US giant distributed foreign cigarettes; DSI takes up case – The Nation January 20, 2010

American tobacco giant Philip Morris’ legal troubles in the Kingdom appear to have deepened, with a Commerce Ministry probe having determined that the firm likely breached the Foreign Business Act (FBA), a senior ministry source said. The Department of Special investigation earlier accused the firm of understating the prices of its imported cigarettes in order to minimise tax payments.
More recently, the DSI asked the ministry’s Business Development Department to investigate whether the company breached the FBA by distributing foreign-brand cigarettes, an activity beyond the scope of its agreement with the ministry.The ministry has already submitted the results of its investigation – which concluded that the firm had violated the act – to the DSI, which will conduct a more in-depth probe, the source said. 
Philip Morris receives protections under the Treaty of Amity signed by Thailand and the United States in 1968. However, if the company is eventually found to have engaged in a business that is protected under the FBA, it will lose the treaty’s protection.

In its agreement with the ministry, the firm initially said it would conduct a survey of the Thai market, before importing and exporting tobacco products between Thailand and the US. However, the department found that the firm had breached its contract by acting as a distributor of Marlboro and L&M cigarettes produced in the Philippines.
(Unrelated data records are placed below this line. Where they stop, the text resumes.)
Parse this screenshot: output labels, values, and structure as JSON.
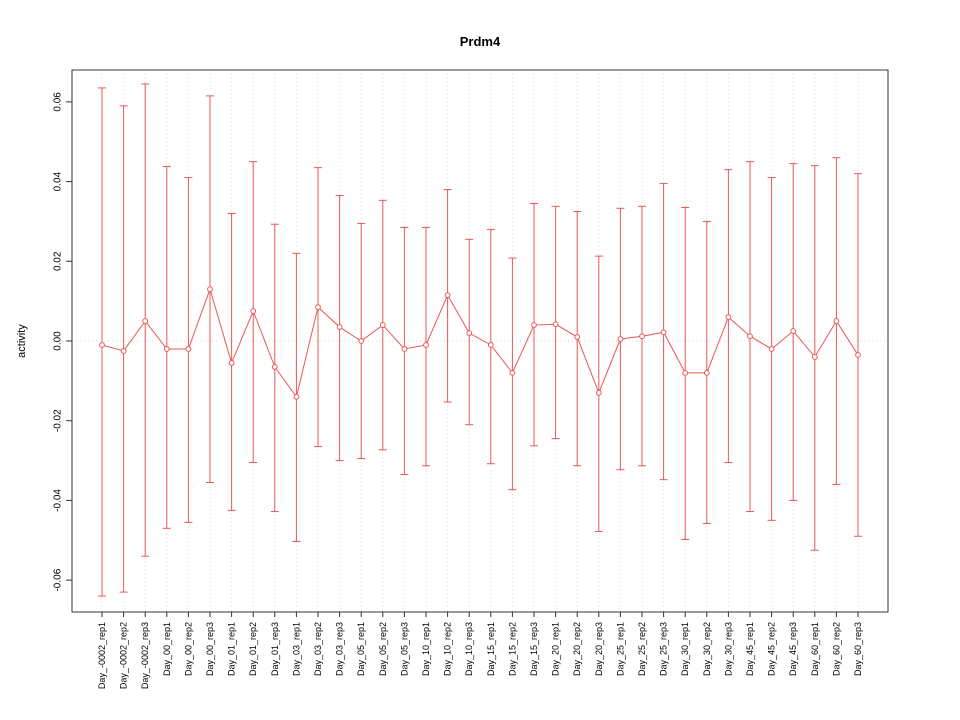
{
  "chart_data": {
    "type": "line",
    "title": "Prdm4",
    "xlabel": "",
    "ylabel": "activity",
    "ylim": [
      -0.068,
      0.068
    ],
    "yticks": [
      -0.06,
      -0.04,
      -0.02,
      0.0,
      0.02,
      0.04,
      0.06
    ],
    "grid": true,
    "legend": "none",
    "point_style": "open-circle",
    "error_bars": true,
    "color": "#e95757",
    "grid_color": "#d8d8d8",
    "axis_color": "#333333",
    "categories": [
      "Day_-0002_rep1",
      "Day_-0002_rep2",
      "Day_-0002_rep3",
      "Day_00_rep1",
      "Day_00_rep2",
      "Day_00_rep3",
      "Day_01_rep1",
      "Day_01_rep2",
      "Day_01_rep3",
      "Day_03_rep1",
      "Day_03_rep2",
      "Day_03_rep3",
      "Day_05_rep1",
      "Day_05_rep2",
      "Day_05_rep3",
      "Day_10_rep1",
      "Day_10_rep2",
      "Day_10_rep3",
      "Day_15_rep1",
      "Day_15_rep2",
      "Day_15_rep3",
      "Day_20_rep1",
      "Day_20_rep2",
      "Day_20_rep3",
      "Day_25_rep1",
      "Day_25_rep2",
      "Day_25_rep3",
      "Day_30_rep1",
      "Day_30_rep2",
      "Day_30_rep3",
      "Day_45_rep1",
      "Day_45_rep2",
      "Day_45_rep3",
      "Day_60_rep1",
      "Day_60_rep2",
      "Day_60_rep3"
    ],
    "series": [
      {
        "name": "activity",
        "values": [
          -0.001,
          -0.0025,
          0.005,
          -0.002,
          -0.002,
          0.013,
          -0.0055,
          0.0075,
          -0.0065,
          -0.014,
          0.0085,
          0.0035,
          0.0,
          0.004,
          -0.002,
          -0.001,
          0.0115,
          0.002,
          -0.001,
          -0.008,
          0.004,
          0.0042,
          0.001,
          -0.013,
          0.0005,
          0.0012,
          0.0022,
          -0.008,
          -0.008,
          0.006,
          0.0012,
          -0.002,
          0.0025,
          -0.004,
          0.005,
          -0.0035
        ],
        "error_high": [
          0.0635,
          0.059,
          0.0645,
          0.0438,
          0.041,
          0.0615,
          0.032,
          0.045,
          0.0293,
          0.022,
          0.0435,
          0.0365,
          0.0295,
          0.0353,
          0.0285,
          0.0285,
          0.038,
          0.0255,
          0.028,
          0.0208,
          0.0345,
          0.0338,
          0.0325,
          0.0213,
          0.0333,
          0.0338,
          0.0395,
          0.0335,
          0.03,
          0.043,
          0.045,
          0.041,
          0.0445,
          0.044,
          0.046,
          0.042
        ],
        "error_low": [
          -0.064,
          -0.063,
          -0.054,
          -0.047,
          -0.0455,
          -0.0355,
          -0.0425,
          -0.0305,
          -0.0428,
          -0.0503,
          -0.0265,
          -0.03,
          -0.0295,
          -0.0273,
          -0.0335,
          -0.0313,
          -0.0153,
          -0.021,
          -0.0308,
          -0.0373,
          -0.0263,
          -0.0245,
          -0.0313,
          -0.0478,
          -0.0323,
          -0.0313,
          -0.0348,
          -0.0498,
          -0.0458,
          -0.0305,
          -0.0428,
          -0.045,
          -0.04,
          -0.0525,
          -0.036,
          -0.049
        ]
      }
    ]
  }
}
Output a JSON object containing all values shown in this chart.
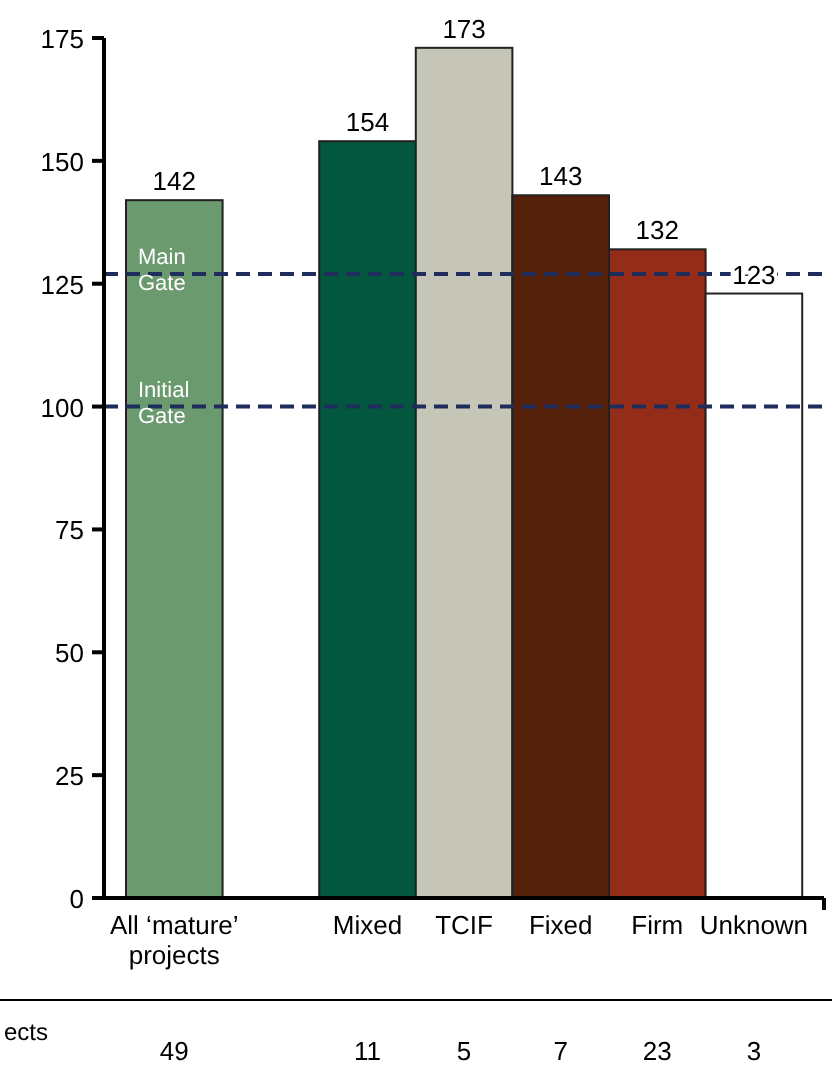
{
  "chart_data": {
    "type": "bar",
    "categories": [
      "All ‘mature’ projects",
      "Mixed",
      "TCIF",
      "Fixed",
      "Firm",
      "Unknown"
    ],
    "values": [
      142,
      154,
      173,
      143,
      132,
      123
    ],
    "colors": [
      "#6a9a6e",
      "#02573e",
      "#c6c6b8",
      "#55200a",
      "#932d1a",
      "#ffffff"
    ],
    "data_labels": true,
    "ylim": [
      0,
      175
    ],
    "yticks": [
      0,
      25,
      50,
      75,
      100,
      125,
      150,
      175
    ],
    "grid": false,
    "ref_lines": [
      {
        "axis": "y",
        "value": 127,
        "label": "Main Gate",
        "color": "#1f2d5c",
        "line_style": "dashed"
      },
      {
        "axis": "y",
        "value": 100,
        "label": "Initial Gate",
        "color": "#1f2d5c",
        "line_style": "dashed"
      }
    ],
    "annotations": [
      "ects",
      "49",
      "11",
      "5",
      "7",
      "23",
      "3"
    ]
  }
}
The ministry is also trying to determine whether the firm allowed citizens of third countries to hold shares – another possible FBA violation. The ministry earlier found that the firm had changed the name of one shareholder, listed in 2005 as Paul Dean Riley, and Australian, to Ashok Rammohan, who has Indian nationality, in 2006. However, it has yet to finalise this investigation. Philip Morris faces prosecution by the DSI, which believes the company’s alleged deceptive practices from 2003-2007 caused a loss to the country of nearly Bt69 billion in taxes.  The case is scheduled to be filed tomorrow.